Last week, we had North Melbourne players degrading women on YouTube with a rubber chicken. This week, employees from Domino’s Pizza in the US got silly in the kitchen.
A Domino’s employee in Conover, North Carolina, while making sandwiches, put cheese up his nose, spread nasal mucus on the sandwiches, and violated other health-code standards.
Another employee narrated the events. A few days later the video had been viewed more than a million times and a discussion about it had started on Twitter.
The employees protested that they had never actually delivered the food but they were still fired. Worse for them, they were arrested and now face felony charges.

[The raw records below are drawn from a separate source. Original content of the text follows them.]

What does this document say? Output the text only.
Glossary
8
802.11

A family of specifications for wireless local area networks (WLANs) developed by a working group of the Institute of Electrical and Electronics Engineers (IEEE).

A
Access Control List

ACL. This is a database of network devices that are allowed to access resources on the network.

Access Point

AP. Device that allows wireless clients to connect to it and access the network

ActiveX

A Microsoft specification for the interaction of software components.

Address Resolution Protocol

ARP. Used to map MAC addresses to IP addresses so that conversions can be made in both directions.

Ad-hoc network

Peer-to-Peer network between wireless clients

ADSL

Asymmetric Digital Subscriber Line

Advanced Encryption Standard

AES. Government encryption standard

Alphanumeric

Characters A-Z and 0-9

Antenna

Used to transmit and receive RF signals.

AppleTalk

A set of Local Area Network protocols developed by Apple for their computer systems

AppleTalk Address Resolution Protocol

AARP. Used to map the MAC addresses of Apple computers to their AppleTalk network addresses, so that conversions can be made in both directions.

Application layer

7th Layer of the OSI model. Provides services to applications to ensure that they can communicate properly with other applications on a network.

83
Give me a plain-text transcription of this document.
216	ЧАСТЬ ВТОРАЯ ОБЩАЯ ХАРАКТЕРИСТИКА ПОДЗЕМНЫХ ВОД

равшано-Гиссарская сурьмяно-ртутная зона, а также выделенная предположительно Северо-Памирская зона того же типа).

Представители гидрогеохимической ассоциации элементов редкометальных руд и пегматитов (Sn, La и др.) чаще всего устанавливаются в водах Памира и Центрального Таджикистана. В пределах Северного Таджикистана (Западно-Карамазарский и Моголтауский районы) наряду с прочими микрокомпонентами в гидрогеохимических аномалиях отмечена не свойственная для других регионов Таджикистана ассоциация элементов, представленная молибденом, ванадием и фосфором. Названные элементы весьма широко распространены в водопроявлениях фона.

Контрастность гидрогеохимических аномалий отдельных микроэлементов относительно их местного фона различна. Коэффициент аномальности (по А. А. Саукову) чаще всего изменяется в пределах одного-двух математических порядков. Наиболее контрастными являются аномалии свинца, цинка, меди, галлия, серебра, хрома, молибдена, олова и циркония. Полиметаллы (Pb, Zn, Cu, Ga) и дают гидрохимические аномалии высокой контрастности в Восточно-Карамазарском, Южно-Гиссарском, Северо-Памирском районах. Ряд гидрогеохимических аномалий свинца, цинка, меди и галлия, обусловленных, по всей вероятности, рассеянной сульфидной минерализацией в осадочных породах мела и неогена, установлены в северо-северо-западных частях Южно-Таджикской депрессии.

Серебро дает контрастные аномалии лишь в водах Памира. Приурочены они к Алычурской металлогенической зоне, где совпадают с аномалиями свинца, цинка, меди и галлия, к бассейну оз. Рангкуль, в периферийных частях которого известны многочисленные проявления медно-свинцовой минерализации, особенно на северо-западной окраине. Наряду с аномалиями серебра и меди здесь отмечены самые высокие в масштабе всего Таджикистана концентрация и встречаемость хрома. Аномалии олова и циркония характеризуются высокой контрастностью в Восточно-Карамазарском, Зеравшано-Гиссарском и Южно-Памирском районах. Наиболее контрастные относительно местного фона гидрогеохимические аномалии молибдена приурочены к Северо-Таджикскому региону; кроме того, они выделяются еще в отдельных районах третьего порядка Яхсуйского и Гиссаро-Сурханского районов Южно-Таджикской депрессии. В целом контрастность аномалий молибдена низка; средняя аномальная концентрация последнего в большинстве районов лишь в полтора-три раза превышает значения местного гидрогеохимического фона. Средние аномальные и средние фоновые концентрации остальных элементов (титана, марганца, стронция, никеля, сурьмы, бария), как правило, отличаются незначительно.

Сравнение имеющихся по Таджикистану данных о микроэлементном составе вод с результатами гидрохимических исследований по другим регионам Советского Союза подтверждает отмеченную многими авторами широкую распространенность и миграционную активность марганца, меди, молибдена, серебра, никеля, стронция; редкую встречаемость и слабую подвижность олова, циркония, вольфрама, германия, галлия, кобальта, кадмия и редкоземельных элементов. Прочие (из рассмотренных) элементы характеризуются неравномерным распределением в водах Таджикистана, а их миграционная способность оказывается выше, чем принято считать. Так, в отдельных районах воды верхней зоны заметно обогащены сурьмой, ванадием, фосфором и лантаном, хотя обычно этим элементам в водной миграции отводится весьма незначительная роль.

Apparently it only took a few days for Domino’s reputation to be damaged. Executives at Dominos decided not to respond aggressively, hoping the fuss would die down. But this made the problem worse. Commentators on Twitter were asking what the company was doing about it. The company was acting, but not reporting this on social media.
According to the New York Times, the perception of its quality among consumers went from positive to negative, according to the research firm YouGov, which holds online surveys of about 1000 consumers every day regarding hundreds of brands.
What was surprising about the story was that the employees were not teenagers. They were both in their 30s and should have known better. But it does drive home the fact to employers that when bringing on new employees, whether teenagers or older, they must talk to them about the reputation of the company.
Social media websites make it more important to emphasise to employees how important the image of their company is. Anything that employees do in a public sense that might implicate the company can damage the reputation of the company quite severely. The ground rules need to be clear. Don’t do anything to denigrate the reputation of the company.
Lawyer Peter Vitale says that existing case law that talks about employees who behave in a manner outside work that then affects the reputation of the employer can lead to termination. “That case law exists, and we are talking about an extension of that.”